The Indie Soap Awards, A Move, and a Couple of Dogs
24-Jan-2012 02:23 PM
My Swank New Bachelor Pad
Life has a funny way of turning on a dime.
In several of my previous blogs, and by my LACK of recent blogs, it might be evident that 2011 was not my favorite year. A separation attributed to my partner's "mid-life" crisis started the dominos of emotions falling into confused disarray. Mornings were like a bad movie, with my eyes popping open at 5AM because my mind was spinning out of control. My partner's only comfort was "it's me, not you'. Right.
Eventually I knew I had to get away. Last Friday I moved to NYC. It wasn't a huge upheaval for me, after all my partner and I have an apartment in Manhattan - but I had to get my own. I've found one which I will be moving into in February - two dachshunds and a cat in tow. Look, it's an upheaval.
Before I left LA Andy and I had a sit-down. We parted ways. I told him Gregory Way was to be no more. I had lost my mojo. My partner - who feigned drama throughout our relationship, was causing such drama in my world that I had to close my comedy down. I told Andy I was exhausted - it was just him and me - no credit-roll of grips and dolly operators, no list of PA's, and AD's - GWTV needed inspiration and i couldn't even get outta bed. So last Friday I clandestinely relocated to The Big Apple.

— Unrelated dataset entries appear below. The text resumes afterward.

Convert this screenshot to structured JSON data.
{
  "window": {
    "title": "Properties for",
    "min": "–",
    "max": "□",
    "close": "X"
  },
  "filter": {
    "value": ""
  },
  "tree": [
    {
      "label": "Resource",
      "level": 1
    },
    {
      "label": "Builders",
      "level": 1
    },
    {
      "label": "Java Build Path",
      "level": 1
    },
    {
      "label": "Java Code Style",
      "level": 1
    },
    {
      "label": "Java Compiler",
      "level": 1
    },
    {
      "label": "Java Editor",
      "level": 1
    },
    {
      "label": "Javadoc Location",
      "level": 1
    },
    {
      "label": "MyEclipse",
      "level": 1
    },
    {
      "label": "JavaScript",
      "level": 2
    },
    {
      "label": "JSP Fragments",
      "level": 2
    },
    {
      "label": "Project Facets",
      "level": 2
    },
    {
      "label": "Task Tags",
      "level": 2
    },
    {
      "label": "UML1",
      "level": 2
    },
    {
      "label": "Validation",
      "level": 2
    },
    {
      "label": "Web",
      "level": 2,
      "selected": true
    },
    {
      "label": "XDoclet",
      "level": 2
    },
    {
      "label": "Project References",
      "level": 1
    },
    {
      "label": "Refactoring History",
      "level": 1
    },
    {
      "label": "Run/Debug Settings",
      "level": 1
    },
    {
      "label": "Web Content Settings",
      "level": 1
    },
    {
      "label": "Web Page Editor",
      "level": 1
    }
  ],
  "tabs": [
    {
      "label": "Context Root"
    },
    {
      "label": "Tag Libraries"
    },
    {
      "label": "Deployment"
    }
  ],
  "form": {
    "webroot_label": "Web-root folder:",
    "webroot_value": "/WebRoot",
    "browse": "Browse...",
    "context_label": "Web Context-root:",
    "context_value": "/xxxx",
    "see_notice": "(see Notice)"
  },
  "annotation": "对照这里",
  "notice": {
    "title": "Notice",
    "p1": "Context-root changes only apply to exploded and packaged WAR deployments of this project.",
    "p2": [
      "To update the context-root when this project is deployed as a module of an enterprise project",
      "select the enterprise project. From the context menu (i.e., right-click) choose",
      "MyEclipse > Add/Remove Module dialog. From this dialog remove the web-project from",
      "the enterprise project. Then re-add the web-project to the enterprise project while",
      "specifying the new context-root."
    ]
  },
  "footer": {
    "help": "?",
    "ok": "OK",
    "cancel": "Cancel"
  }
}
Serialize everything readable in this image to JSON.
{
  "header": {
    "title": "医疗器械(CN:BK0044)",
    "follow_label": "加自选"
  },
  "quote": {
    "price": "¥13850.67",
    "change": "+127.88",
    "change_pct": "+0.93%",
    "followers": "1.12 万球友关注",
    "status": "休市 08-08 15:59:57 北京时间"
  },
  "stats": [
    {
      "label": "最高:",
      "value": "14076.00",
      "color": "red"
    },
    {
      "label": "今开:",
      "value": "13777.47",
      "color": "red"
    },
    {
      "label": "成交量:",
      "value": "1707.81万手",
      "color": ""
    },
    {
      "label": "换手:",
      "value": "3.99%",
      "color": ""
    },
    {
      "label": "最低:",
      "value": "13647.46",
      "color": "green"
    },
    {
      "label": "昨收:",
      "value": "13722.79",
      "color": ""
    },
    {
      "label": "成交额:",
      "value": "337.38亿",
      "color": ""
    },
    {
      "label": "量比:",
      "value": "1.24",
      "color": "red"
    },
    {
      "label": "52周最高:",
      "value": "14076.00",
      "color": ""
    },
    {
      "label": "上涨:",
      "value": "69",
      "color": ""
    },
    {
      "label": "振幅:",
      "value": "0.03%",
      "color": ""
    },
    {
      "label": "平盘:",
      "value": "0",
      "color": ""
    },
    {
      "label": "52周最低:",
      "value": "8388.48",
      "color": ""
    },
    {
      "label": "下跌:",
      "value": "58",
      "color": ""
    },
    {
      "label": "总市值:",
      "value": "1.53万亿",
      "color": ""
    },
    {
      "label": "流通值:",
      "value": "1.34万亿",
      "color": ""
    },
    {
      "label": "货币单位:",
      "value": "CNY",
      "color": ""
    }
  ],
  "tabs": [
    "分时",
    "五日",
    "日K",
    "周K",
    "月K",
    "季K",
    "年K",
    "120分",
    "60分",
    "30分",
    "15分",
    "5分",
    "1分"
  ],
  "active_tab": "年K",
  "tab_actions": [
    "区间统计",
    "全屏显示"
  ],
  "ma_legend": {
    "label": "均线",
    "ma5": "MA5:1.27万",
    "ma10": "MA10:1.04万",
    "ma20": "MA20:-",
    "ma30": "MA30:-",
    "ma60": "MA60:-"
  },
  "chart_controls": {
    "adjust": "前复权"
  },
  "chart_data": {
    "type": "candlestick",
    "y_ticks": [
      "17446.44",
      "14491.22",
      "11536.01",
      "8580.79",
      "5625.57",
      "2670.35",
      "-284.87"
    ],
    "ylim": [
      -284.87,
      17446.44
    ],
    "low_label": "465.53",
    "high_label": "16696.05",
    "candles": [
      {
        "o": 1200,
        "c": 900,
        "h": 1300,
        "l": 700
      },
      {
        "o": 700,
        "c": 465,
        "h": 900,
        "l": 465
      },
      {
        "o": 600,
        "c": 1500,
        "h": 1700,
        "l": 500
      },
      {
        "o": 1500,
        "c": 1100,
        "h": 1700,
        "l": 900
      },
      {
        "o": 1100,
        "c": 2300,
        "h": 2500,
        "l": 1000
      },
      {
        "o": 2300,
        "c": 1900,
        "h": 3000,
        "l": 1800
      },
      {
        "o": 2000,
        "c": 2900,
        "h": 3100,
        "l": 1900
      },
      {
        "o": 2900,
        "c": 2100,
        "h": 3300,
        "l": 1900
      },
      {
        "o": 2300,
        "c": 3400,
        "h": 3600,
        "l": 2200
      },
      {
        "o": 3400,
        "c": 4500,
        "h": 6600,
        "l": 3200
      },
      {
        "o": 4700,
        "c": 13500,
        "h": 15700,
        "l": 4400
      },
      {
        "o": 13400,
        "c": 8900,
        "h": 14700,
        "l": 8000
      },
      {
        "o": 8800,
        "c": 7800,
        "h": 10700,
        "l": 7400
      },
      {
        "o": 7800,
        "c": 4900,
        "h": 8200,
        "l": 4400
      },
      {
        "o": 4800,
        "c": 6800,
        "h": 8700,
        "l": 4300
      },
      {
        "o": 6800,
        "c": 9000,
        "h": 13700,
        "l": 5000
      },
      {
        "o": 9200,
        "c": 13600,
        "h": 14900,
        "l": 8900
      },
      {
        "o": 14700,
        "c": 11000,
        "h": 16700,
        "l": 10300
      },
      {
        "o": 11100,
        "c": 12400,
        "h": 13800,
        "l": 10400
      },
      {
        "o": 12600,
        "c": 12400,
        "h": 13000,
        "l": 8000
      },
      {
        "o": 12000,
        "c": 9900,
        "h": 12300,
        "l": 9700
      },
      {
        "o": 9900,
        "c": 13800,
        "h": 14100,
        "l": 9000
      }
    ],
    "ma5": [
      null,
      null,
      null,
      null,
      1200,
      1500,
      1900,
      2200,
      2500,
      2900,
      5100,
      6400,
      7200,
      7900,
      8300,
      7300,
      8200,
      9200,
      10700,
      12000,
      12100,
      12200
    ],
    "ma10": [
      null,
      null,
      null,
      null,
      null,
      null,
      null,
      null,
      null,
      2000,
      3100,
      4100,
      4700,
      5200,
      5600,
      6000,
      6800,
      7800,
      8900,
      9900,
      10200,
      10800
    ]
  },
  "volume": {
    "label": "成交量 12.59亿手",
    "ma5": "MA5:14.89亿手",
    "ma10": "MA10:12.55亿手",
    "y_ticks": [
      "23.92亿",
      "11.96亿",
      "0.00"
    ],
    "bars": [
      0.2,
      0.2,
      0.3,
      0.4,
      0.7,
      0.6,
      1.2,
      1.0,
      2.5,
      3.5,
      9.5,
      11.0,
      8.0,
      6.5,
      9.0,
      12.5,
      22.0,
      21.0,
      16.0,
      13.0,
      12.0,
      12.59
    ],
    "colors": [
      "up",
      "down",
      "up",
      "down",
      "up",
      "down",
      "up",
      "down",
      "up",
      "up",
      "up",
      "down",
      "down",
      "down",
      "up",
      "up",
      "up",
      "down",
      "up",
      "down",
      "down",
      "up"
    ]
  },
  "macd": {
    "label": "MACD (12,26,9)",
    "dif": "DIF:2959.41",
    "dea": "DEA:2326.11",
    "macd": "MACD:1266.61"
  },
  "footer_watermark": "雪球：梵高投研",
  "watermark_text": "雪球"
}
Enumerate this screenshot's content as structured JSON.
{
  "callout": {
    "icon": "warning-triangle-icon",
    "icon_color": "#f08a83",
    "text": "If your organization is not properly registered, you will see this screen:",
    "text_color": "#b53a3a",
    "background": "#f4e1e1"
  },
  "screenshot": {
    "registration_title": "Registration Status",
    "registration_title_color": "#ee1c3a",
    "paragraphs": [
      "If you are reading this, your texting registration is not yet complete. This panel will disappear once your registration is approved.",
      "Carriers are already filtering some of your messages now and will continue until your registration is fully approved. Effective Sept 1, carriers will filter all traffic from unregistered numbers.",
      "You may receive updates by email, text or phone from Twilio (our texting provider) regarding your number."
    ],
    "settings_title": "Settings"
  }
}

Things were moving along. In the rear view mirror of life I could see my dreams get smaller and further away. In front of my were loyal friends telling me that I should only think of me and that EVENTUALLY things would get better. Hell, I had heard that eleven years earlier and things had gotten better, I didn't know they had to keep getting better over and over again. The lessons I'm learning.
Ok, so Thursday morning through bleary eyes, I opened my email to the subconscious mantra of "tell me something good" - usually that means I hear nothing from my former partner; I'm not sure that's good, but i do know that's reality. But Thursday's emails were different, There were scores of them form you out there, media, and Andy all congratulating me on our Indie Soap noms. "What the heck….?!"
I never thought my new life would be fueled by you out there and the vindication by five nominations, but it has. The seeds I planted in the garden I thought was unnoticed had finally produced fruit. There are people out there watching. They are liking my passionate work, and the project that I still knew had merit, is being noticed. My golly, I can't believe it.
Now Andy and the crew are all flying eastward, GWTV is rolling again, New episodes will be up by 1Feb. It's not how I expected 2012 to start, but heck, I never expected anything less than the best I could do. Thank you fans for reminding me that I was always doing my best, it just took awhile for someone to notice. As for the relationship, well that's why I named my new dog Buddy - he loves loyally, with a happy lick (instead of a whine) for those who stick by him!